Ignoring omens and heading back into the gutter

Ignoring omens and heading back into the gutter
                        

As omens go, it probably wasn’t among the most fortuitous, but it could have been worse.

I could have woken up, for example, curled in the fetal position alongside the on-ramp to I-95 wearing only a Clinton-Gore T-shirt.

That would not have been optimal.

Then again I’m not really what you’d consider a morning person.

I don’t attack the new day; instead I prefer easing into it with the sinful stealth of someone slinking away with the collection plate.

Mornings and I haven’t seen eye to eye in what seems like forever. My poor father, who had the patience of a saint, grew so weary of having to wake me for school every day that he eventually resorted to what were, for him anyway, cruel and unusual tactics.

Here’s how the progression usually worked: After failing to rouse me as he’d done with my sister and brother, he would shake my shoulder gently and say something like, “Up and at ’em, Mike. Mom’s got breakfast waiting.”

I knew this for the bluff that it was.

My mother’s idea of making breakfast was buying off-brand Pop Tarts and occasionally investing in a box of Lucky Charms, but because they disappeared so quickly, it was usually something like Raisin Bran or, even worse, oatmeal.

On Dad’s second pass, he’d mention the time — “Almost 7:15” — but when that failed to move me, he’d employ last-level tactics, standing at the foot of my bed and systematically yanking off first the quilt, then the blanket and finally the sheet, leaving me exposed to the cruel morning sunshine, nowhere to run, nowhere to hide.

For years I thought I must have been part vampire, the way I shriveled from the bright light of the morning, channeling my inner Barnabas Collins, wishing I had a lackey like Willie Loomis who would make sure I was left safely alone in my crypt.

Ah, those “Dark Shadows” memories … how they warm my blood.

For those of you too young to remember that show, it was must-see TV for a couple of years in the mid- to late-’60s, a Gothic soap opera set in the fictional town of Collinsport in the late 18th century, a time when witches were persecuted and vampires ruled the night.

It was a deliciously decadent after-school treat, especially for those of us who were Catholic because “Dark Shadows” dealt with such things as exorcism and séances, fun stuff that the church banned.

Speaking of church, Sunday mornings weren’t so bad for me, probably because I knew that after 9 o’clock Mass, Dad would stop at the drug store and send me in to pick up the Columbus newspaper, which he had dropped off in our little town.

He’d give me a $1 bill and whatever was left over that I could spend on baseball cards or candy, usually something like a Clark Bar or Rollos with the occasional box of Good’n Plenty too.

But between there were Saturday mornings, which, owing to the fact I had been hired to take care of a neighbor’s lawn, were particularly nasty. He wasn’t a cruel man, but he brooked no insolence and treated tardiness with the contempt most men his age reserved for Democrats and the New York Yankees.

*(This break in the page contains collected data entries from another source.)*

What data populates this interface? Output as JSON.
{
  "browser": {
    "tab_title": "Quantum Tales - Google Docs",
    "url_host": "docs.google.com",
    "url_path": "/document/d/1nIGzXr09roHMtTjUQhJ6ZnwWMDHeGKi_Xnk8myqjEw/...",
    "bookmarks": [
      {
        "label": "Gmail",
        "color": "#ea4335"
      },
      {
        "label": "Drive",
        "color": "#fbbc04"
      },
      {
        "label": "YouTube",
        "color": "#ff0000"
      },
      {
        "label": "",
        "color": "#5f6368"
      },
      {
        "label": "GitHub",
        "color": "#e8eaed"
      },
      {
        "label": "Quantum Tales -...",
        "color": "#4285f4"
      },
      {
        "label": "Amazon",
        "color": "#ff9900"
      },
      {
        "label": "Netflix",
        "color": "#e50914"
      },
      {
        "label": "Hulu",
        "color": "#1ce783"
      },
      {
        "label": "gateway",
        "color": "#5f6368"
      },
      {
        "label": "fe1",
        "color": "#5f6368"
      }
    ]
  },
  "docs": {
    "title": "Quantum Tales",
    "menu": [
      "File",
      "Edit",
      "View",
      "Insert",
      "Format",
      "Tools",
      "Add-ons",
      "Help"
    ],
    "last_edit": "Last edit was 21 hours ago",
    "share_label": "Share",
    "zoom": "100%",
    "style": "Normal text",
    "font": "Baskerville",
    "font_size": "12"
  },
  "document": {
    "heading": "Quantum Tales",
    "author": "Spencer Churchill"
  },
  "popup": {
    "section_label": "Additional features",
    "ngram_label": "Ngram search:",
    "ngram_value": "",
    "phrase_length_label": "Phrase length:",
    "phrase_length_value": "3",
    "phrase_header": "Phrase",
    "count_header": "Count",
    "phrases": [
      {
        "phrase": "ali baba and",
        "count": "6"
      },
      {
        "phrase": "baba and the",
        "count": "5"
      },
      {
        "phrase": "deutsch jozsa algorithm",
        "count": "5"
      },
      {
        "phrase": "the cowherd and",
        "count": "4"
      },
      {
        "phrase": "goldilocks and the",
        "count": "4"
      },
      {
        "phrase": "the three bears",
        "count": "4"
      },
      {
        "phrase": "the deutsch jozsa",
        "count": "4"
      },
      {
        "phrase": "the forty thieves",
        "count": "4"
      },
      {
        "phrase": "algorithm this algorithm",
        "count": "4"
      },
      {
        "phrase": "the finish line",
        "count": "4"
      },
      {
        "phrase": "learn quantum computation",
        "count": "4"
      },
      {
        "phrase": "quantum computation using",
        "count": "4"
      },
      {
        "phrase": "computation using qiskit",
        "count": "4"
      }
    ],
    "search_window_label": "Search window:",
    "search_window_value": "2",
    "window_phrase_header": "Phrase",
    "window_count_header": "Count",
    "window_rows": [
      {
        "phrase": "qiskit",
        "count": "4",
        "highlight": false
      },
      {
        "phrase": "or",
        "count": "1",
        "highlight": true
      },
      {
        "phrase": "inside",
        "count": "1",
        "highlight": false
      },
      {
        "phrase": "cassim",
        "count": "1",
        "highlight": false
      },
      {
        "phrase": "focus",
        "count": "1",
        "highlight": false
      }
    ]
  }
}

And Dad didn’t even have to wake me up. I knew — with the certainty Purgatory was real — he’d have his self-propelled Toro sitting outside his garage, gassed up, just waiting for me.

Which brings us back to last Saturday morning and the harbinger.

For weeks I’d been putting off the inevitable chore of cleaning out the gutters. It isn’t that I don’t like climbing up to the roof and spending an hour or so wrist-deep in stagnant water, scooping up pine straw, acorns and oak leaves.

In fact it’s probably among my favorite contributions to our household maintenance, right up there with watering the plants, VCRing World Series games and taking out the trash.

But I’ll be 65 years old in a matter of months, and I’m pretty sure my days of acting like a teenager — sidling along the eaves, tossing debris to the ground and bounding about like Neil Armstrong on the moon — are, well, limited.

I was sitting up there, just admiring the view from 30 feet, looking a squirrel right between his eyes, when it occurred to me if for some reason I slipped over the edge and hit the ground, my life could change in ways that would be unfortunate indeed.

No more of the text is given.